[Question] Inactivity Timeout, Session Lifetime and Refresh tokens : How to cater for different requirements across different Client applications

[andy-fitz]

Which version of Duende IdentityServer are you using? 6.2.3

Which version of .NET are you using? 6.0

Context Hi,

We are looking for some support on how Inactivity Timeout and Refresh tokens works for our client applications.

We have two categories of client:

• mobile
• web

For our mobile clients we want to be able to have long lived logins. I.e. a mobile user should be able to sign in once and remain logged in for about 2 weeks before having to sign in again.

For our web clients we need inactivity timeout to ensure that the user is logged out after 1 hour of inactivity.

We have been reading through the documentation and trying to determine how to achieve this but there does not seem to be an obvious solution.

We have globally enabled [CoordinateLifetimeWithUserSession], since web sessions must expire within an hour of inactivity and we need to ensure that all clients are logged out on sign out when one client logs out, but this means our mobile apps refresh tokens will not work after 2 weeks of inactivity.

We do not have back channel logout support. We use front channel logout.

An Option we are looking at As far as we are aware its not possible to configure different Session lifetimes per client since this is a shared resource and its globally configured on startup. One option that's been suggested in our company is to host two identity servers applications, each host would be configured with different Session lifetimes. So mobile could call their IDP and expect a 14 day session lifetime and web would call theirs and expect a 1 hour session lifetime. Both hosted applications would use the same IDP database and so the same Server Side Session store.

Questions

• Can you please help us determine if there is something obvious we are missing here and if there is in fact a viable solution to this catered for in identity server, anything alternative to the option above?
• Can you please advise if the option suggested above is viable or if there are any obvious issues with that?

Thank you

Related Documentation https://docs.duendesoftware.com/identityserver/v7/ui/server_side_sessions/inactivity_timeout/

Related Issues https://github.com/DuendeSoftware/Support/issues/391

[RolandGuijt]

Can you please tell us what kind of web application you have as a client? Is it server-rendered like an MVC or Razor Pages app or a SPA? If it is a SPA are you using the BFF pattern?

[andy-fitz]

Can you please tell us what kind of web application you have as a client? Is it server-rendered like an MVC or Razor Pages app or a SPA? If it is a SPA are you using the BFF pattern?

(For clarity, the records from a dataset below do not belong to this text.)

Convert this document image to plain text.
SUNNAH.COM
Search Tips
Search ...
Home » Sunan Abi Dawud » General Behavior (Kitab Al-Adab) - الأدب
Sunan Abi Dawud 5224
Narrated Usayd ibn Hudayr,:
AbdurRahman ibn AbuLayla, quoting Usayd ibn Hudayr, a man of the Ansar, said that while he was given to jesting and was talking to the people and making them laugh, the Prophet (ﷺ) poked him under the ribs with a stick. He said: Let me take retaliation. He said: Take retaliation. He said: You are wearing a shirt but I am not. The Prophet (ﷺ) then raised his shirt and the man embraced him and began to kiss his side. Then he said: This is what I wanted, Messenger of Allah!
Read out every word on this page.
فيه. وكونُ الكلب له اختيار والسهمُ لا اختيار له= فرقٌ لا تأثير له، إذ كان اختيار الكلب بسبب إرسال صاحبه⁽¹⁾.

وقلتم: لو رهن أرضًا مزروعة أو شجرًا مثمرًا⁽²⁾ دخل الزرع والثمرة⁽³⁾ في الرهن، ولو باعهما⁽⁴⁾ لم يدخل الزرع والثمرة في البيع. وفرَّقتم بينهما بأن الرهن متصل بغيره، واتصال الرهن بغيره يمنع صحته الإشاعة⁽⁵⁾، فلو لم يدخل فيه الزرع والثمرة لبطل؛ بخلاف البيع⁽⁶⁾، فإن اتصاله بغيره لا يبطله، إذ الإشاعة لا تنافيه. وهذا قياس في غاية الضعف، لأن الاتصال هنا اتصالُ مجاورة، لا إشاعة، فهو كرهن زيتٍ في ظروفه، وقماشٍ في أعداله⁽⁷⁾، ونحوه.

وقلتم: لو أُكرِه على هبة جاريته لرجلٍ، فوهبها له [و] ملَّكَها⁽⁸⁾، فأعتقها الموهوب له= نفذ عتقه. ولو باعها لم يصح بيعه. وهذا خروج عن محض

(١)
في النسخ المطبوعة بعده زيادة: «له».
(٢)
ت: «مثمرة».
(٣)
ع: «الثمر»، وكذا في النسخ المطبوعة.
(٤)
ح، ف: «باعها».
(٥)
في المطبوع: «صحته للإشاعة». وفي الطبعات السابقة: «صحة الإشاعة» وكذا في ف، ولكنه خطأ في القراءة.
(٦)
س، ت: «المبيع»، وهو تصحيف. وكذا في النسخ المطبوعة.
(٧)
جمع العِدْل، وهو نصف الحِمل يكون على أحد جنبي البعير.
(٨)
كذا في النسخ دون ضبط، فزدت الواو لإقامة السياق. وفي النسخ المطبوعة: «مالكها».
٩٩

Hi @RolandGuijt, Thanks for the response.

Our current web applications are all SPAs and use Front Channel logout without BFF. JWT access tokens are stored by the SPAs themselves. We are planning to move to BFF pattern in the future but not before we need to tackle this issue.

Our mobile apps are both IOS and Android applications.

[RolandGuijt]

Thanks. If I understand correctly:

• Sessions for mobile apps should last for a fixed 2 weeks
• Sessions for web apps (non BFF SPAs) should have a sliding expiration of 1 hour
• When one session (web or mobile) expires the sessions for all other clients must end too (web and mobile)

Is this assumption correct?

[andy-fitz]

Thanks. If I understand correctly:

• Sessions for mobile apps should last for a fixed 2 weeks
• Sessions for web apps (non BFF SPAs) should have a sliding expiration of 1 hour
• When one session (web or mobile) expires the sessions for all other clients must end too (web and mobile)

Is this assumption correct?

Hi @RolandGuijt,

• Sessions for mobile apps should last for a fixed 2 weeks - Yes
• Sessions for web apps (non BFF SPAs) should have a sliding expiration of 1 hour - Yes
• When one session (web or mobile) expires the sessions for all other clients must end too (web and mobile) - - No, if somebody is signed in on their mobile under Session X and simultaneously is signed in on the laptop under Session Y then logging out of Session X should not effect Session Y and vice versa. Though if mobile app is signed in under Session X and they open up one of our web clients on the their mobile they will be both under session X and so logging out of session X will log out of both.

Thanks !

[RolandGuijt]

A solution to this is complex. The level of support required unfortunately goes beyond what we can offer in this issue tracker. If you want further help we could help out using our remote consulting offering. Please get in touch for more information about that.

[RolandGuijt]

Closing the issue for now. But if anything comes up around this issue where we can assist with in this issue tracker, please reopen.

[AndersAbel]

I might misunderstand the requirements, but I think that this should be doable with the normal configuration options.

If I get this right you want to coordinate the lifetime of the IdentityServer and the SPAs, but the mobile apps and their refresh token should be independent of the session on the IdentityServer?

I that case you can skip the CoordinateLifetimeWithUserSession setting - when using SPAs with iframe-based refresh/logout handling the sessions are coordinated by default and there is no refresh token. Then set the lifetime of the refresh token on the mobile app configuration to be whatever needed. It is a common design to let refresh token and thus the "session" of a mobile app survive long past the web based session that was used on the initial login.